Auch Bayern-Star Alphonso Davies leidet an einer Herzmuskelentzündung. Ob diese eine Corona-Folge sei, vermochte Bayern-Trainer Julian Nagelsmann zwar nicht sagen. Aber natürlich sei die Wahrscheinlichkeit gegeben, wenngleich die Ursache aktuell keine Relevanz habe. Als «hochgradig beschissen», betitelte der Coach die Situation von Davies. Mitspieler Joshua Kimmich hatte nach einer Corona-Infektion zwar keine Herzprobleme, dafür aber Lungenprobleme.

Davies fällt derzeit wegen Nachwirkungen seiner Corona-Erkrankung aus. «Beschissen», findet sein Trainer.
imago images/Sven Simon«Ich dachte, ich wäre ein Heuchlerin»
Leichtathletin Atcho scheint gemäss ihrer Aussage einen Nerv vieler Menschen getroffen zu haben.

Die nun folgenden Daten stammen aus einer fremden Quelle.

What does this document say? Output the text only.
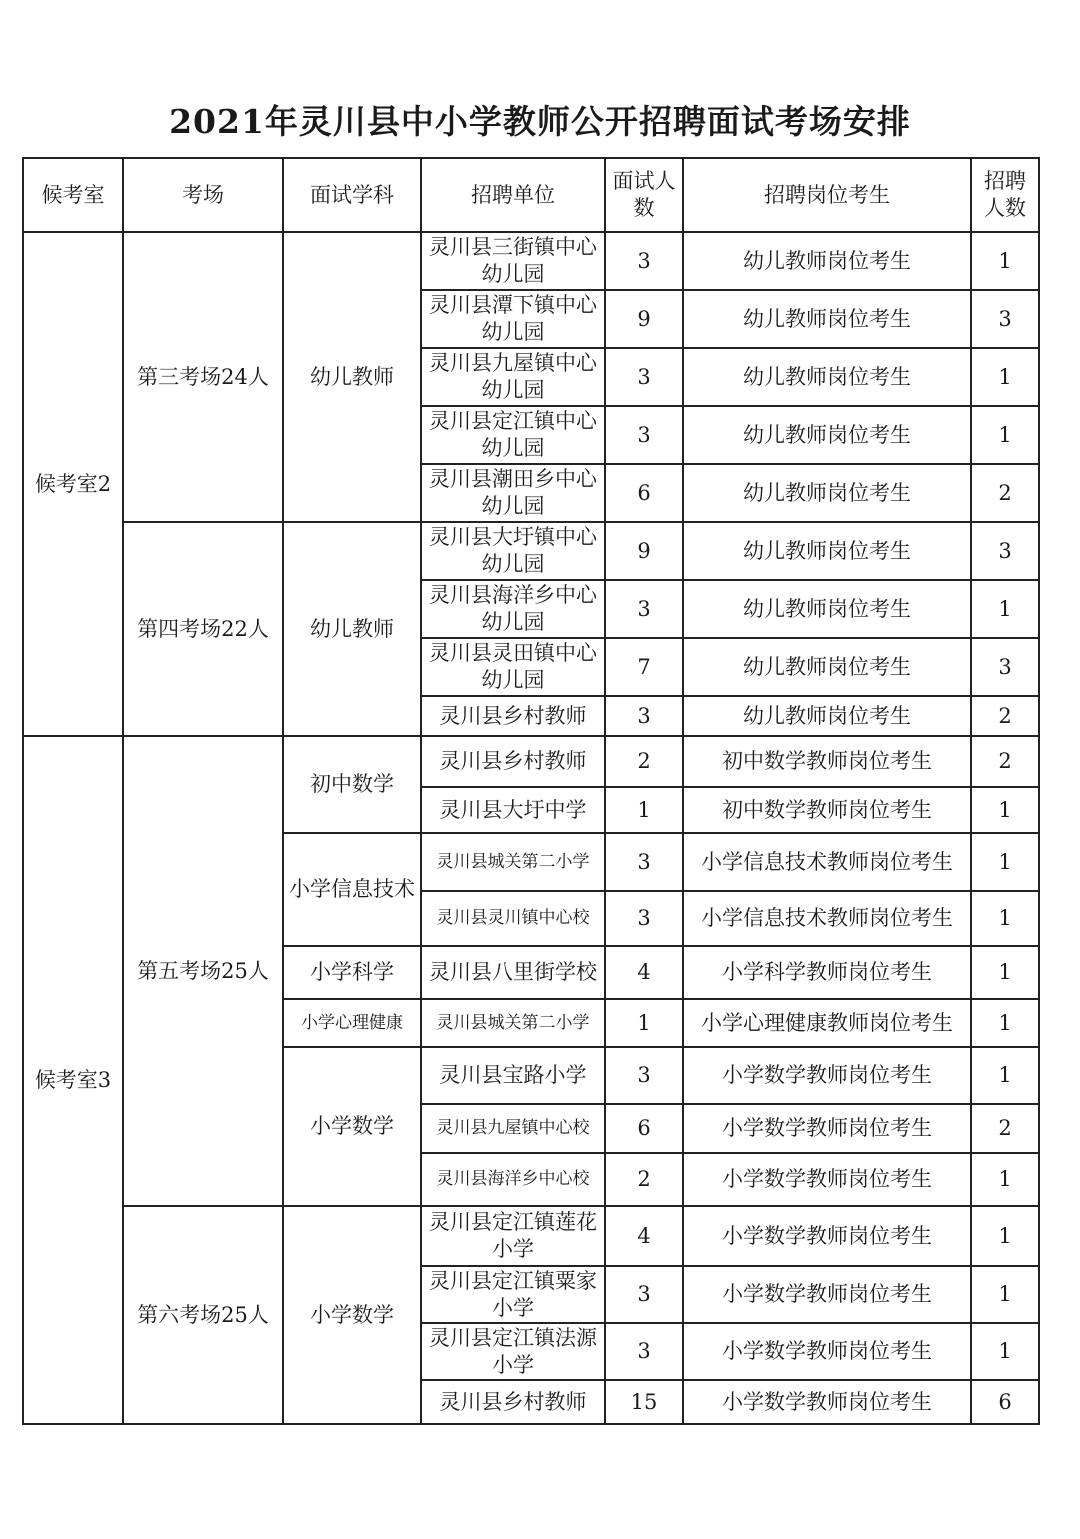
2021年灵川县中小学教师公开招聘面试考场安排
候考室	考场	面试学科	招聘单位	面试人数	招聘岗位考生	招聘人数
候考室2	第三考场24人	幼儿教师	灵川县三街镇中心幼儿园	3	幼儿教师岗位考生	1
			灵川县潭下镇中心幼儿园	9	幼儿教师岗位考生	3
			灵川县九屋镇中心幼儿园	3	幼儿教师岗位考生	1
			灵川县定江镇中心幼儿园	3	幼儿教师岗位考生	1
			灵川县潮田乡中心幼儿园	6	幼儿教师岗位考生	2
	第四考场22人	幼儿教师	灵川县大圩镇中心幼儿园	9	幼儿教师岗位考生	3
			灵川县海洋乡中心幼儿园	3	幼儿教师岗位考生	1
			灵川县灵田镇中心幼儿园	7	幼儿教师岗位考生	3
			灵川县乡村教师	3	幼儿教师岗位考生	2
候考室3	第五考场25人	初中数学	灵川县乡村教师	2	初中数学教师岗位考生	2
			灵川县大圩中学	1	初中数学教师岗位考生	1
		小学信息技术	灵川县城关第二小学	3	小学信息技术教师岗位考生	1
			灵川县灵川镇中心校	3	小学信息技术教师岗位考生	1
		小学科学	灵川县八里街学校	4	小学科学教师岗位考生	1
		小学心理健康	灵川县城关第二小学	1	小学心理健康教师岗位考生	1
		小学数学	灵川县宝路小学	3	小学数学教师岗位考生	1
			灵川县九屋镇中心校	6	小学数学教师岗位考生	2
			灵川县海洋乡中心校	2	小学数学教师岗位考生	1
	第六考场25人	小学数学	灵川县定江镇莲花小学	4	小学数学教师岗位考生	1
			灵川县定江镇粟家小学	3	小学数学教师岗位考生	1
			灵川县定江镇法源小学	3	小学数学教师岗位考生	1
			灵川县乡村教师	15	小学数学教师岗位考生	6
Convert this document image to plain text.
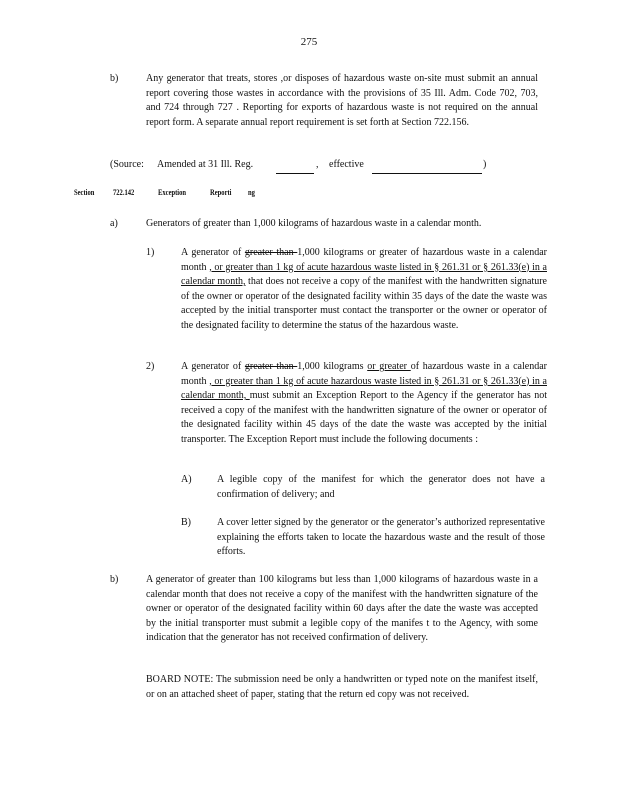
275
b)	Any generator that treats, stores ,or disposes of hazardous waste on-site must submit an annual report covering those wastes in accordance with the provisions of 35 Ill. Adm. Code 702, 703, and 724 through 727 . Reporting for exports of hazardous waste is not required on the annual report form. A separate annual report requirement is set forth at Section 722.156.
(Source: Amended at 31 Ill. Reg.
	, effective
	)
Section 722.142	Exception	Reporti ng
a)	Generators of greater than 1,000 kilograms of hazardous waste in a calendar month.
1)	A generator of greater than 1,000 kilograms or greater of hazardous waste in a calendar month , or greater than 1 kg of acute hazardous waste listed in § 261.31 or § 261.33(e) in a calendar month, that does not receive a copy of the manifest with the handwritten signature of the owner or operator of the designated facility within 35 days of the date the waste was accepted by the initial transporter must contact the transporter or the owner or operator of the designated facility to determine the status of the hazardous waste.
2)	A generator of greater than 1,000 kilograms or greater of hazardous waste in a calendar month , or greater than 1 kg of acute hazardous waste listed in § 261.31 or § 261.33(e) in a calendar month, must submit an Exception Report to the Agency if the generator has not received a copy of the manifest with the handwritten signature of the owner or operator of the designated facility within 45 days of the date the waste was accepted by the initial transporter. The Exception Report must include the following documents :
A)	A legible copy of the manifest for which the generator does not have a confirmation of delivery; and
B)	A cover letter signed by the generator or the generator’s authorized representative explaining the efforts taken to locate the hazardous waste and the result of those efforts.
b)	A generator of greater than 100 kilograms but less than 1,000 kilograms of hazardous waste in a calendar month that does not receive a copy of the manifest with the handwritten signature of the owner or operator of the designated facility within 60 days after the date the waste was accepted by the initial transporter must submit a legible copy of the manifes t to the Agency, with some indication that the generator has not received confirmation of delivery.
BOARD NOTE: The submission need be only a handwritten or typed note on the manifest itself, or on an attached sheet of paper, stating that the return ed copy was not received.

Auf Insta erzählt die Sportlerin in einer Story: «Ich dachte, ich wäre ein Heuchlerin, wenn ich über coole Sachen spreche, wenn ich eigentlich weiss, dass es mir in Wirklichkeit nicht gut geht.» Sie habe viele Nachrichten von Menschen erhalten, die mit der gleichen oder einer ähnlichen Krankheit zu kämpfen hätten. «Auch schrieben mir Menschen, die froh waren, dass ich meine Geschichte erzählt habe. Ich bin froh, wenn ich helfen kann», so Atcho. Aktuelle Zahlen zu Herzbeutelentzündungen in der Schweiz gibt es.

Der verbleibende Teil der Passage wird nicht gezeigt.